秦溪依旧低着头,沉默着。

        “她今天凌晨……给我父亲打了一通电话。”战深再次开口的时候,语速很慢,似乎很难以启齿,“这手机……大概是我父亲去看她的时候,留给她的。她只是简单的告诉我父亲,让他带几个记者来民房,没有多说什么就挂掉了电话。”

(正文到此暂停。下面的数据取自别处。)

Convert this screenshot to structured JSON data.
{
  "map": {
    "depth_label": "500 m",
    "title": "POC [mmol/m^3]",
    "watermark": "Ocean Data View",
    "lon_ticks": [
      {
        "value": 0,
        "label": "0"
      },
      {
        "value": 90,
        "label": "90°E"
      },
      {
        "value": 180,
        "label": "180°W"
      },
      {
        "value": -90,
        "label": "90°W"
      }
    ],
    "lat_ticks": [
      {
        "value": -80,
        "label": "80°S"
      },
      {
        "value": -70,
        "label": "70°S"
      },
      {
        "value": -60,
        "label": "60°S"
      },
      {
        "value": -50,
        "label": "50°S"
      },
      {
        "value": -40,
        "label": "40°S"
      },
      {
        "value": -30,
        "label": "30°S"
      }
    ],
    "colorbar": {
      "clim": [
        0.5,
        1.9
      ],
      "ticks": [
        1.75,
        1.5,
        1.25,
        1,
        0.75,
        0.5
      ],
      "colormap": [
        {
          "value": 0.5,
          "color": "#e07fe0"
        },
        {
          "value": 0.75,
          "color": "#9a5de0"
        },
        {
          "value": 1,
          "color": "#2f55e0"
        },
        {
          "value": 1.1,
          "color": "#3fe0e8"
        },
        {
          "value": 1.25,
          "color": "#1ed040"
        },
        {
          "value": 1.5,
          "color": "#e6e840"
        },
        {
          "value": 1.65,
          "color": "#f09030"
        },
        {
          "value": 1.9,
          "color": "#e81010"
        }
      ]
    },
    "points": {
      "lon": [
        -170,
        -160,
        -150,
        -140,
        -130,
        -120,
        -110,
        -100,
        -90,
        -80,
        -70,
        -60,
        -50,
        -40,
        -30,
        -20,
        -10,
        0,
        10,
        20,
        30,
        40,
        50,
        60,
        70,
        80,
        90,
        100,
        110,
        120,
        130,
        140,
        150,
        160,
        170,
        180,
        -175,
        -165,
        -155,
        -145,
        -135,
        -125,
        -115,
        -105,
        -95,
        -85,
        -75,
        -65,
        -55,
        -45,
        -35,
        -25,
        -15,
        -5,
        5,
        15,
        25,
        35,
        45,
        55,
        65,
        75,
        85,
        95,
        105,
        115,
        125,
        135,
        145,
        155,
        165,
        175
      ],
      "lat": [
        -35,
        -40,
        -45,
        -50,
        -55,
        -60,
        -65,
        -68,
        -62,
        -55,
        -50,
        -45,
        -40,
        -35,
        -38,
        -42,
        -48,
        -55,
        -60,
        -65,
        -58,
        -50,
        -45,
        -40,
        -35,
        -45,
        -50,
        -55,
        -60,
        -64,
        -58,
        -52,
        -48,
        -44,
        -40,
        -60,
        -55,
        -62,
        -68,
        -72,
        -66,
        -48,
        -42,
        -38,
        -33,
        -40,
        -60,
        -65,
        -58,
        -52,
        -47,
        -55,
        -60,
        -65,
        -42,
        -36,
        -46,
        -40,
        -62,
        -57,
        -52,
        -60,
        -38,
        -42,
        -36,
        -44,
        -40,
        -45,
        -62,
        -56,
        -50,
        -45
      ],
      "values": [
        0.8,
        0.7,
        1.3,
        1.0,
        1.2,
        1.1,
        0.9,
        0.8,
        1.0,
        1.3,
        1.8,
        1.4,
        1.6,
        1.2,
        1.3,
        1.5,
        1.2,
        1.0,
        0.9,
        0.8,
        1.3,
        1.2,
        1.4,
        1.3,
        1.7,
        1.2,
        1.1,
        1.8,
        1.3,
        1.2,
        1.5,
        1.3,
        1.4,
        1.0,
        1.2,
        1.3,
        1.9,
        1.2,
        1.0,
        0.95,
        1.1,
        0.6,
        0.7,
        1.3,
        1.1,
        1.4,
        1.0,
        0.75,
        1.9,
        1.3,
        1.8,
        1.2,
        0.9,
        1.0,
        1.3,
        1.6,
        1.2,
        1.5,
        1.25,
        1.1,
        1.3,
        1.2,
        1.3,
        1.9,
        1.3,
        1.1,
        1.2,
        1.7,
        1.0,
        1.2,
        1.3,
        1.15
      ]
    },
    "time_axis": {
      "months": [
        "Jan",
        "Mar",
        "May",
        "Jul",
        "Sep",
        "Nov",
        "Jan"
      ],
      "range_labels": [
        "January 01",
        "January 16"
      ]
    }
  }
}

        秦溪微微皱了皱眉头,终于慢慢抬起了头。

        “我父亲……按照她说的,几个小时之前,带着熟悉的记者,来到了关着她的民房楼下。”战深停顿了好几秒,才开口,“他本来以为……方芳要他带着人来,是打算当着记者的面揭发长盛医药的绑架事件。没想到记者刚刚架好机器,正说好自己准备的开场白,背后就传来一声闷响。”

        战深再次停住了,没有再往下说。

        这是秦溪认识他这么久,他第一次这样吞吞吐吐的。

        “闷响,是什么?”他沉默了太久,秦溪忍不住开口追问道。

        战深闭了闭眼睛,终于还是开口了。

        “是方芳当着录像机的面……跳楼了。”

        秦溪即便早有心理准备,听到战深这么一说,还是忍不住闭上了眼睛。

        她无法抑制自己的想象。

        她几乎已经能根据战深的描述想象出方芳跳楼的场景。